FEMA Chief Brock Long Spent $151,000 Of Taxpayer’s Money On Unofficial Travel

WASHINGTON, DC - SEPTEMBER 11:  FEMA Administrator Brock Long listens as U.S. President Donald Trump speaks during a meeting with Homeland Security Secretary Kirstjen Nielsen in the Oval Office September 11, 2018 in Washington, DC. Trump and Long warned coastal residents of North Carolina, South Carolina and Virginia to adhere to evacuation orders as Hurricane Florence approaches the east coast of the United States.  (Photo by Win McNamee/Getty Images)
Win McNamee/Getty Images North America

Brock Long, the head of the Federal Emergency Management Agency, spent more than $150,000 of government funds for personal travel on trips to and from his home in North Carolina on the weekends and during a family vacation to Hawaii, the Wall Street Journal reported Wednesday.

According to a portion of a Department of Homeland Security inspector general report obtained by the Journal, $94,000 of the $151,000 went toward the salary of staff whom he had drive him to North Carolina. Another $55,000 was used on travel expenses and $2,000 for maintenance.
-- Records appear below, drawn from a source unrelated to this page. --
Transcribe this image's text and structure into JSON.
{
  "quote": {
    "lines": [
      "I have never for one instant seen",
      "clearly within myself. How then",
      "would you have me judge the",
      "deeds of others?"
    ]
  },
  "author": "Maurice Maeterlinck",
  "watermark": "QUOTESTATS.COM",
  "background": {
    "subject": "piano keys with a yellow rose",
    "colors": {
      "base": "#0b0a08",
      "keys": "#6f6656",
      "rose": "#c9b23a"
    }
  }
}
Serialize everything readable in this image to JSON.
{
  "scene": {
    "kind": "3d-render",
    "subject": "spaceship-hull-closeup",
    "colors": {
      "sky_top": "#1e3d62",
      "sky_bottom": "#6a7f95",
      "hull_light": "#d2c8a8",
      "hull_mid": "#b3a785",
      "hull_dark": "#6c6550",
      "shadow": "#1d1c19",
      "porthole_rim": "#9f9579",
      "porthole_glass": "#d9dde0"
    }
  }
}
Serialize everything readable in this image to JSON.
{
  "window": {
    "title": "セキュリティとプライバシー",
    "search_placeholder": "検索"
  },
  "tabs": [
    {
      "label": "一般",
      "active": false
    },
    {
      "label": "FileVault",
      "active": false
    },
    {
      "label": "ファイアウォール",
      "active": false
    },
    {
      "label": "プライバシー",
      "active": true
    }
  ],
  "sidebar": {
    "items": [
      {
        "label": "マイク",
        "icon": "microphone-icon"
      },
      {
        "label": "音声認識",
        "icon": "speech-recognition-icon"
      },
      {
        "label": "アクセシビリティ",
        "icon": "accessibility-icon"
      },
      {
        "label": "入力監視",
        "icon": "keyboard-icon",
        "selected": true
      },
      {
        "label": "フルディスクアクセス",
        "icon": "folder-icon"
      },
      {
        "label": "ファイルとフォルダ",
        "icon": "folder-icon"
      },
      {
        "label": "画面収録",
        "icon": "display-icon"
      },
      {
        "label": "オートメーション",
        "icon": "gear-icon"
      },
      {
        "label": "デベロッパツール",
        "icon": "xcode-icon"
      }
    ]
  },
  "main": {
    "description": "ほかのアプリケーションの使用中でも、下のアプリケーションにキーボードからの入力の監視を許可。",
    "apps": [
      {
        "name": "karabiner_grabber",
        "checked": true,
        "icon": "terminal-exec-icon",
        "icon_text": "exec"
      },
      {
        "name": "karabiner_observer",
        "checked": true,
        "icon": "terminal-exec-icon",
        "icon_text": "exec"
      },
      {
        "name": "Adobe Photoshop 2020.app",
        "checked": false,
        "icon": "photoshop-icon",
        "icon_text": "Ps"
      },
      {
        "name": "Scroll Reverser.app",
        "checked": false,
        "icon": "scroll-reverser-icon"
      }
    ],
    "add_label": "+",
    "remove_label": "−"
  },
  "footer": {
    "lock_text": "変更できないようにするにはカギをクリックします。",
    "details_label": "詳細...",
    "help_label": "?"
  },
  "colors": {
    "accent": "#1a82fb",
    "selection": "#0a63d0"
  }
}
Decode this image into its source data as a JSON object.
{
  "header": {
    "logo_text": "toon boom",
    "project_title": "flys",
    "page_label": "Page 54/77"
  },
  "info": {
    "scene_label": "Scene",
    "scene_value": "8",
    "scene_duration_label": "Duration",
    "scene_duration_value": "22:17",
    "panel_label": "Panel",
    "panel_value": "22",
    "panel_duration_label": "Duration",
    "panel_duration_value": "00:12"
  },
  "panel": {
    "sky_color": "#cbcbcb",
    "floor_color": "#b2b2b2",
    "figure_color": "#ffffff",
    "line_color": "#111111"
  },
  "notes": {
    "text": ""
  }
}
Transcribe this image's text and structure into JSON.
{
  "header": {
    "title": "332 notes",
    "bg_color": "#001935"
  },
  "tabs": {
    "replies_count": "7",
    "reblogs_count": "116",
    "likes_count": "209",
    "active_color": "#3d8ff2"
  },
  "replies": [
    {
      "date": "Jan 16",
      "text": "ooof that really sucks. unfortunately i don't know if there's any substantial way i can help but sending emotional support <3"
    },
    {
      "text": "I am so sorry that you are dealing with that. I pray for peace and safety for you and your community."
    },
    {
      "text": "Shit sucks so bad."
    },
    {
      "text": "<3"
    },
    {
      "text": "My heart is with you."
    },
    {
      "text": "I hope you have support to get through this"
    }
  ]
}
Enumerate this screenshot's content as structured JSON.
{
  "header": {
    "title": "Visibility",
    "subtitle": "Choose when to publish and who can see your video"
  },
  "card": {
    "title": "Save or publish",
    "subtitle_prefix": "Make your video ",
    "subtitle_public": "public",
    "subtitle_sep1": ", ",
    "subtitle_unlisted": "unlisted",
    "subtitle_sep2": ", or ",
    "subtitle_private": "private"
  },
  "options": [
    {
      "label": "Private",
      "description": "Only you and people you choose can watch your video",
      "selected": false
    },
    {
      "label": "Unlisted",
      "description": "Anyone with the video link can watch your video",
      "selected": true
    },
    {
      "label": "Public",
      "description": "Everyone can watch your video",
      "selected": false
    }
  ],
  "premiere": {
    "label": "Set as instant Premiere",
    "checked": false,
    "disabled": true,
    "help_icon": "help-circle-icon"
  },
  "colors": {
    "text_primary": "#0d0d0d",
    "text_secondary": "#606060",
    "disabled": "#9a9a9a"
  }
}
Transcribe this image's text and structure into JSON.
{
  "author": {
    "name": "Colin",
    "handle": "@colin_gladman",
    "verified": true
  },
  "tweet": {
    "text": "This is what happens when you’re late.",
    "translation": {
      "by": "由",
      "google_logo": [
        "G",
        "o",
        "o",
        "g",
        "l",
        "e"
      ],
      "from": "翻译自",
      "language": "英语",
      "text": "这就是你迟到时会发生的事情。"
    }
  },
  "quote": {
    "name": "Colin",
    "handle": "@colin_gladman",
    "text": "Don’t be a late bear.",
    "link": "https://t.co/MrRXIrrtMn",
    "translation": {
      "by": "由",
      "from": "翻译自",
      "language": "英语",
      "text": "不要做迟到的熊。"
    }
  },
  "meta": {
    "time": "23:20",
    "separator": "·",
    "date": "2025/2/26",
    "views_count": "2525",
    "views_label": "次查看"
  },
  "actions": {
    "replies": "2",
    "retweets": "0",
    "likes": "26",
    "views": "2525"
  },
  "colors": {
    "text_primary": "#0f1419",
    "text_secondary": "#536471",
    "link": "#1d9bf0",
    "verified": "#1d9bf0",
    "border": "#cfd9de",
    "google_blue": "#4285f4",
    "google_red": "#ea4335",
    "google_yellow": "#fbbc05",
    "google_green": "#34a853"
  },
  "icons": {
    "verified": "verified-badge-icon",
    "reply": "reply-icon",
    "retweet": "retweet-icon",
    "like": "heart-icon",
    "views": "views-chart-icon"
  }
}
Long racked up a portion of the expenses during a trip to Hawaii, when he had aides drive him and his family around in government vehicles. The trip was both for a family vacation and official business. The aide who transported Long and his family reportedly erased evidence of  the travel to try to throw off the IG probe, according to the WSJ’s review of the report.

During his frequent trips from Washington, D.C. to North Carolina and back, Long also had an aide accompany him and used taxpayer funds to put the staffer up in a hotel while he spent time with family. The IG probe was apparently opened at the behest of DHS Secretary Kirstjen Nielsen, who reportedly have a tense relationship  with Long due to his frequent tardiness and use of government vehicles.

Nielsen’s spokesperson told the WSJ last week that Long would repay the government “as appropriate,” but when contacted on Tuesday, a spokesperson didn’t specify how much would be repaid.